Entry Name:  "UBA-Rukavina-MC1"

VAST Challenge 2018
Mini-Challenge 1

 

 

Team Members:

Sergio BANCHERO, Universidad de Buenos Aires, banserbase@gmail.com

Andrei RUKAVINA, Universidad de Buenos Aires, rukavina.andrei@gmail.com PRIMARY

 

Student Team:  YES

 

Tools Used:

1.      Tableau Desktop 2018.1

2.      Excel

3.      Python

4.      R

 

Approximately how many hours were spent working on this submission in total?

·        230

 

May we post your submission in the Visual Analytics Benchmark Repository after VAST Challenge 2018 is complete?

·        YES

 

Video

https://youtu.be/YTliLScMyLo

 

 

Questions

1 – Using the bird call collection and the included map of the Wildlife Preserve, characterize the patterns of all of the bird species in the Preserve over the time of the collection. Please assume we have a reasonable distribution of sensors and human collectors providing the recordings, so that the patterns are reasonably representative of the bird locations across the area. Do you detect any trends or anomalies in the patterns? Please limit your answer to 10 images and 1000 words.

We first plotted all the bird vocalizations in a map to understand their historic location for each bird species by year. As it can be noted on the following figure, the Rose-Crested Blue Pipit (RCBP) is mostly located on the north-east of the reserve until 2015. Based on contextual information of this Mini-Challenge and Previous Challenges, we know that’s is when the waste dump was done:

Figure 1: Map of bird location by year

If we compare the aggregated information for the RCBP between the periods 2012/2014 and 2015/2017 and calculate the variance of location, we find that it moved from the NE o a more centric location. To confirm this, we created the following figure:

Figure 2: RCBP location change from 2012 to 2017

Figure 2 is based on a dashboard we built on Python using Dash. It will be shown many times for different combinations of birds.  It is composed by a line chart highlighting the trend of recordings for the selected bird during a specific time period. Below we find two charts of population movement, on the left a variation heatmap and a variation histogram on the right. By interpreting the heatmap we can clearly see a migration from the NE (in red) to the center of the Preserve (in blue). During the selected period the overall net variation of recordings increased a 76%. In order to understand if that increment is an outlier we created on the following charts:

 

Figure 3: Historical trend for RCBP call recordings

This is a chart for the historical Calls recordings for the RCBP on the entire period of time (before 2010 is ignored due to incomplete data). We see a total of 5 points above one standard deviation (std) after the waste dump. Statistically are not considered outliers. However, there is one above two STD. This corresponds to December 2015. This possible outlier on the number of calls was after the dump suggesting a different behavior for the RCBP after migrating.

If we evaluate Songs, a similar scenario is found:

 

Figure 4: Historical trend for RCBP song recordings

Again, we see two points above two STD. We conclude there are spikes on both vocalization types, but we need contextual information to understand why they are taking place.

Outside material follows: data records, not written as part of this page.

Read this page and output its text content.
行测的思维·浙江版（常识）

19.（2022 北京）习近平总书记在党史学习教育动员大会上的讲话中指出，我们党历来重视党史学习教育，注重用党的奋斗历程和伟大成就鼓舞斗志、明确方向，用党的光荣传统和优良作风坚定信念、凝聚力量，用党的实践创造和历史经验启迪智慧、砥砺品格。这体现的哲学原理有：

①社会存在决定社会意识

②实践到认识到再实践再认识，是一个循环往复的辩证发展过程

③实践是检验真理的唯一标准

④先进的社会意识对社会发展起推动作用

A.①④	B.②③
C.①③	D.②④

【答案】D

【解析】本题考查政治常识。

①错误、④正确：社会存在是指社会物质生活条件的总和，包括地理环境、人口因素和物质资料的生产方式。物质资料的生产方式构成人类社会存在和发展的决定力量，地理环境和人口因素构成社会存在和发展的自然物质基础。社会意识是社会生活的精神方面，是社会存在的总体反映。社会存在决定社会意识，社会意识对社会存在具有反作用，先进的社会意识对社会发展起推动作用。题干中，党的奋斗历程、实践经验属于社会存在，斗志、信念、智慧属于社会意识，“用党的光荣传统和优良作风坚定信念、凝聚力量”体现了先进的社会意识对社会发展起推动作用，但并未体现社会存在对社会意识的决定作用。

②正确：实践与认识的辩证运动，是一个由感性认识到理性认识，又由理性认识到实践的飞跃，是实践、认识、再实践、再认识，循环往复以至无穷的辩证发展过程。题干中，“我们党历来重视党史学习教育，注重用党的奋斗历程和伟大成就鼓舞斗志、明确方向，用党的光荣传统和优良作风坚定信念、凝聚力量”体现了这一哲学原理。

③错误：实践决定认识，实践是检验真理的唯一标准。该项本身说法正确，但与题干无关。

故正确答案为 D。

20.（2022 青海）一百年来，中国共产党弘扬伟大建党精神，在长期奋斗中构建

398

In order to do it, we first compared the RCBP with all the other birds considering Calls and Songs vocalization types:

Figure 5: Sparklines for all birds calls & songs

We see that before 2015 the majority of the species were stable. However, after the dump event, we see spikes for the RCBP and Ordinary Snape.

 

Experts in bird’s behavior suggest that their calls are listened when:

1.      Want to stay in contact with friendly birds

2.      Engaged in territorial aggression

3.      Alarmed in presence of predators.

Note: Intensity is the key to move from 1) to 3).

Also, they sing when:

1.      Demonstrate Territory

2.      Attract a Mate

3.      Protect their area from rival birds

4.      Not alarmed about a predator

 

So, if we see two different species of birds increasing the number of calls and songs while in the same are and on the same territory we can infer they’re having a battle for resources and space. Cycles should be mixed. This is, first we should see spikes on songs and later on calls.

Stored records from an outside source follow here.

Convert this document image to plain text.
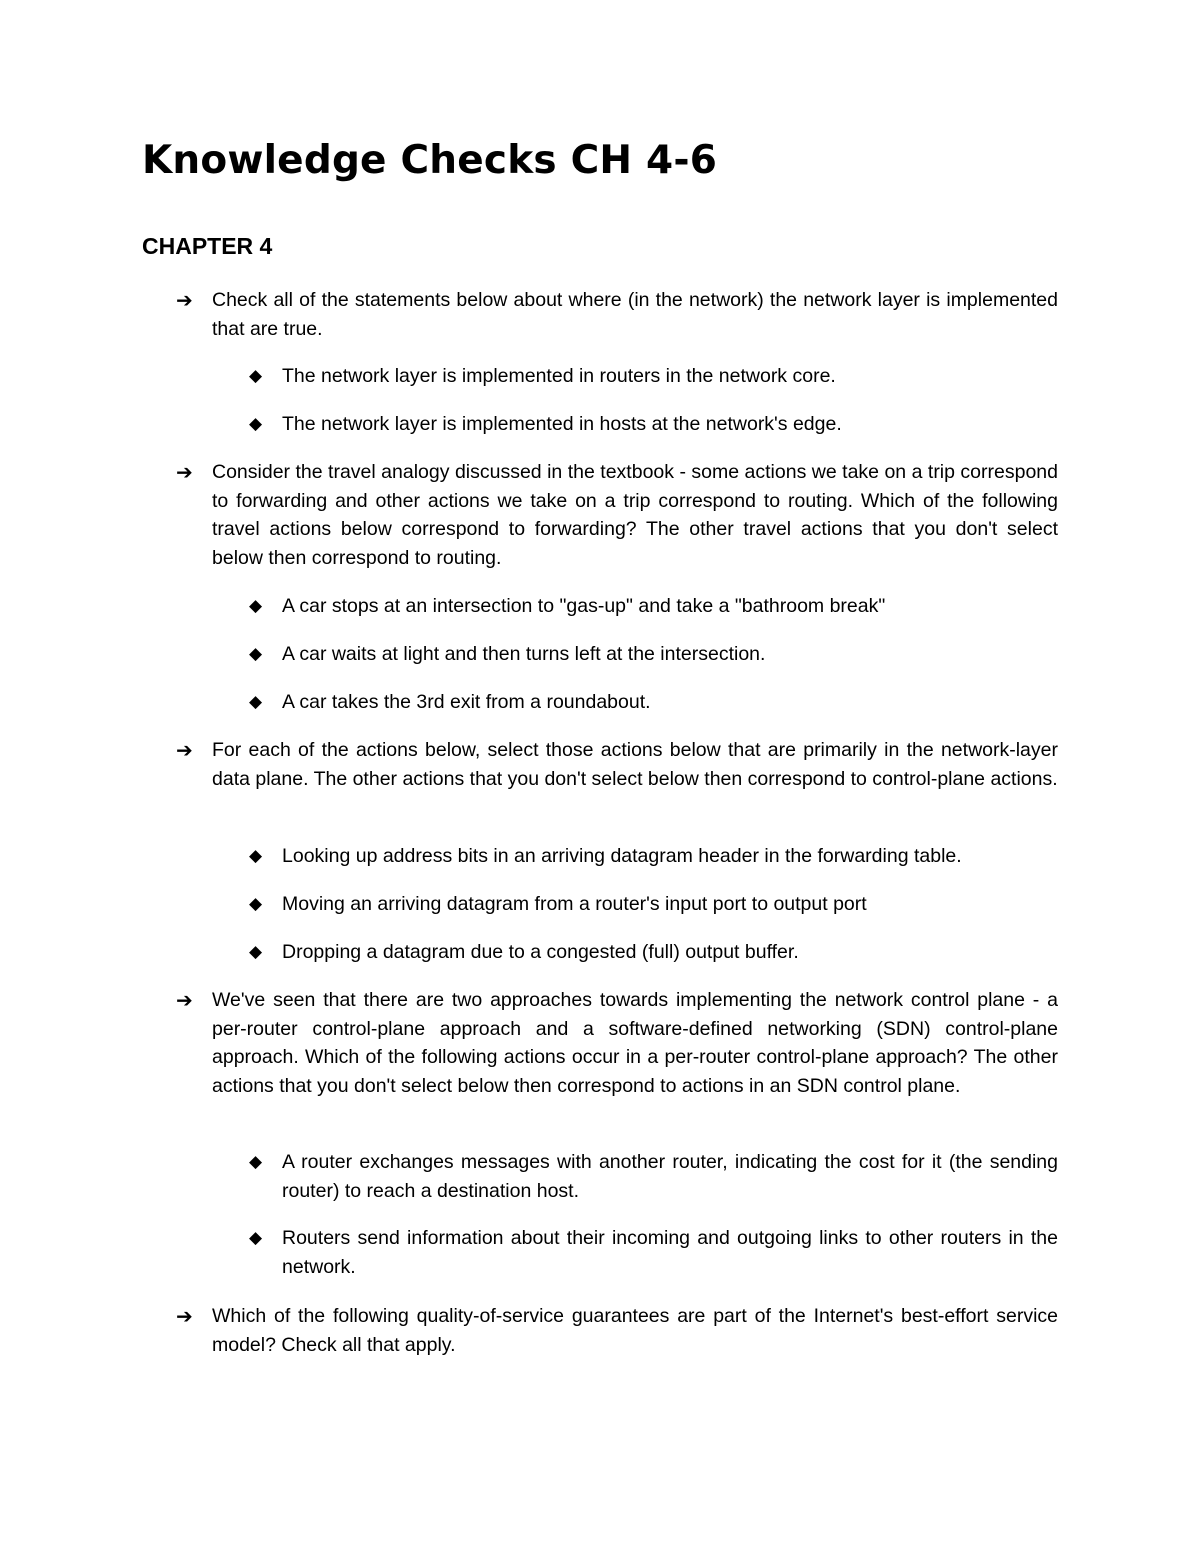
Knowledge Checks CH 4-6
CHAPTER 4
➔ Check all of the statements below about where (in the network) the network layer is implemented that are true.
◆ The network layer is implemented in routers in the network core.
◆ The network layer is implemented in hosts at the network's edge.
➔ Consider the travel analogy discussed in the textbook - some actions we take on a trip correspond to forwarding and other actions we take on a trip correspond to routing. Which of the following travel actions below correspond to forwarding? The other travel actions that you don't select below then correspond to routing.
◆ A car stops at an intersection to "gas-up" and take a "bathroom break"
◆ A car waits at light and then turns left at the intersection.
◆ A car takes the 3rd exit from a roundabout.
➔ For each of the actions below, select those actions below that are primarily in the network-layer data plane. The other actions that you don't select below then correspond to control-plane actions.
◆ Looking up address bits in an arriving datagram header in the forwarding table.
◆ Moving an arriving datagram from a router's input port to output port
◆ Dropping a datagram due to a congested (full) output buffer.
➔ We've seen that there are two approaches towards implementing the network control plane - a per-router control-plane approach and a software-defined networking (SDN) control-plane approach. Which of the following actions occur in a per-router control-plane approach? The other actions that you don't select below then correspond to actions in an SDN control plane.
◆ A router exchanges messages with another router, indicating the cost for it (the sending router) to reach a destination host.
◆ Routers send information about their incoming and outgoing links to other routers in the network.
➔ Which of the following quality-of-service guarantees are part of the Internet's best-effort service model? Check all that apply.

This is why we decided to evaluate both species mentioned above together:

Figure 6: Number of Calls/Songs for RCBP & Ordinary Snape

As it can be seen in Figure 6, the trend suggests the two birds started to contend for the same territory after the date of the dump. Time axis is expressed in Quarters given there is a big seasonality effect on birds recording due to Mating (Spring) and Breeding (Summer). The average number of calls for the RCBP increased after 2015 right in between to song spikes. This is the cycle we could be looking for.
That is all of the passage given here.